You might be surprised that many of this course’s learning objectives don’t have anything to do with learning the “facts” of the past. This is deliberate, as while this course is about the past, it’s just as much an opportunity to further develop good habits and skills for college, grad school, or the workplace.
1. Demonstrate genuine curiosity about the past by asking thoughtful or productively provocative questions—and trying to find initial answers to those questions.
1A. Craft (and, if necessary, revise) a question about the past that others say they find interesting.
1B. Write a series of questions that are increasingly complex.
1C. Engage in lively conversations about the past with other students in the course.
1D. Find a relevant, reputable article on the open web.
1E. Locate relevant books in the library catalog.
1F. Find relevant peer-reviewed articles in the library’s subscription databases.
2. Initiate research into the past, and formulate arguments about it based on reliable evidence, critical thinking, and some cognitive associative leaps.
2A. Identify a research question.
2B. Identify historians already working on this subject.
2C. Analyze the work of those historians: identify arguments, evaluate their use of sources, determine the validity of their arguments.
2D. Synthesize the work of scholars to construct a challenging, arguable thesis.
2E. Make novel connections among disparate historical and cultural phenomena.
2F. Draw on objectives 1A-1F while using evidence to support an argument.
3. Explain how they are part of complex systems engineered over many generations, and how their values may align or conflict with those of these systems’ developers.
3A. Craft a definition of engineering.
3B. Explain how an engineered system reflects habits, beliefs, and values.
3C. Analyze how and explain why, in some situations, people resist engineered systems.
3D. Create a visual representation of the systems of which one is a part.
3E. Delineate how one’s values came to be—or not be—represented by a system, and how systems may influence one’s values.
4. Communicate their knowledge about the past to different audiences, in ways that are meaningful and relevant to the student and each audience.
4A. Identify the needs, interests, and motivations of various audiences and stakeholders for diverse historical projects and programs.
4B. Participate in discussions with other students on the course discussion boards.
4C. Communicate with other students during a group project.
4D. Complete a project in a genre a practicing historian would use.
5. Understand, and even empathize with, people from cultures unlike their own (and/or remote from them in time and place).
3B: Explain how an engineered system reflects habits, beliefs, and values
3E. Delineate how one’s values came to be—or not be—represented by a system, and how systems may influence one’s values.

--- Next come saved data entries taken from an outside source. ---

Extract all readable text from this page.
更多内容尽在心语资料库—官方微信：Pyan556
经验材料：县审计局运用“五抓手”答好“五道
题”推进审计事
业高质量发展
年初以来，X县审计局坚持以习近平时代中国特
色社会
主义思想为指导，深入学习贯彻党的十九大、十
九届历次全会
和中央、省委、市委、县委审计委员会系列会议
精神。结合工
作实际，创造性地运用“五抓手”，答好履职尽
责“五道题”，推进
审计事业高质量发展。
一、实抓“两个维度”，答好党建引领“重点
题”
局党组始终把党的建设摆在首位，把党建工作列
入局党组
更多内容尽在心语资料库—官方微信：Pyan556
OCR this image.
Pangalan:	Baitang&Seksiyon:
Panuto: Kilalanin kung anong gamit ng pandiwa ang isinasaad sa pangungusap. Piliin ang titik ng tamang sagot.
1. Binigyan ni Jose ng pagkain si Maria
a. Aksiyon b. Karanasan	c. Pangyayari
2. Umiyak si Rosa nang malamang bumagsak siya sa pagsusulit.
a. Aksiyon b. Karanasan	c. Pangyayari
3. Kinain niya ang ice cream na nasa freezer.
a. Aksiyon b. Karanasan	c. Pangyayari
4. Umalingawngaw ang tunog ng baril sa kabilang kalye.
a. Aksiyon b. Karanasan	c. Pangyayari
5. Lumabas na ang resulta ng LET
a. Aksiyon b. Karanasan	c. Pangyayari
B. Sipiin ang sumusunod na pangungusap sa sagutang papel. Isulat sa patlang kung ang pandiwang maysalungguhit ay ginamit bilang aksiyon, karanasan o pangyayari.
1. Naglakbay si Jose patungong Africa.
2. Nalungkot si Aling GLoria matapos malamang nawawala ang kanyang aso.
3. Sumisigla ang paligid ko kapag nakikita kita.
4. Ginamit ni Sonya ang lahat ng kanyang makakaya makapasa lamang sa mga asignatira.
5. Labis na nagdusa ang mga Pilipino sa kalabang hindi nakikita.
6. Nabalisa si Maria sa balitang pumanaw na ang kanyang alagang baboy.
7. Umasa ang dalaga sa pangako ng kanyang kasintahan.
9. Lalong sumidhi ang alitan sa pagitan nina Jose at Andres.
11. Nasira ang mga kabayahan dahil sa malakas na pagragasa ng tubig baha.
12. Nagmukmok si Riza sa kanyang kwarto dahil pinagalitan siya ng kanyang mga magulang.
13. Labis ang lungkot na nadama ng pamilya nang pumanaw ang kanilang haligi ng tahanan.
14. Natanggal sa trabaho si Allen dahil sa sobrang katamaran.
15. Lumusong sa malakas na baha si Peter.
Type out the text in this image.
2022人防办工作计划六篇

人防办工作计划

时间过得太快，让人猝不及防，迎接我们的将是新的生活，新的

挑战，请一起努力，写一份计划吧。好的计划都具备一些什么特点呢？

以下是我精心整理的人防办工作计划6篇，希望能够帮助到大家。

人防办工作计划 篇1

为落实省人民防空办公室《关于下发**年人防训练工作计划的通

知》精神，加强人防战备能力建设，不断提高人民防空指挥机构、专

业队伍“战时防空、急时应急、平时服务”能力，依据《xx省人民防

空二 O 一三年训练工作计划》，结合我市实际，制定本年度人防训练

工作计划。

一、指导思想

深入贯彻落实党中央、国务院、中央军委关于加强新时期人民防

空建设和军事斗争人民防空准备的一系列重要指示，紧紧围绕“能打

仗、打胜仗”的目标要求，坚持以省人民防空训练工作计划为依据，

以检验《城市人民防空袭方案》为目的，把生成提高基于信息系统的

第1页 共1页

5A. Compare and contrast another culture’s engineered system to a congruous system of which the student is a part.
5B. Ask questions that demonstrate empathic engagement about cultural practices represented in engineered structures and systems.
6.Collaborate thoughtfully with others on a complex and significant project.
6A. Assemble a team of students whose members’ strengths complement one another’s.
6B. Use analog and digital means to communicate and collaborate with other students.
6C. Synthesize, build upon, and extend course concepts in a group project.
6D. Use technology, including visual media, thoughtfully to present complex ideas to a specific audience.
6E. Assist other groups by evaluating preliminary versions of their projects.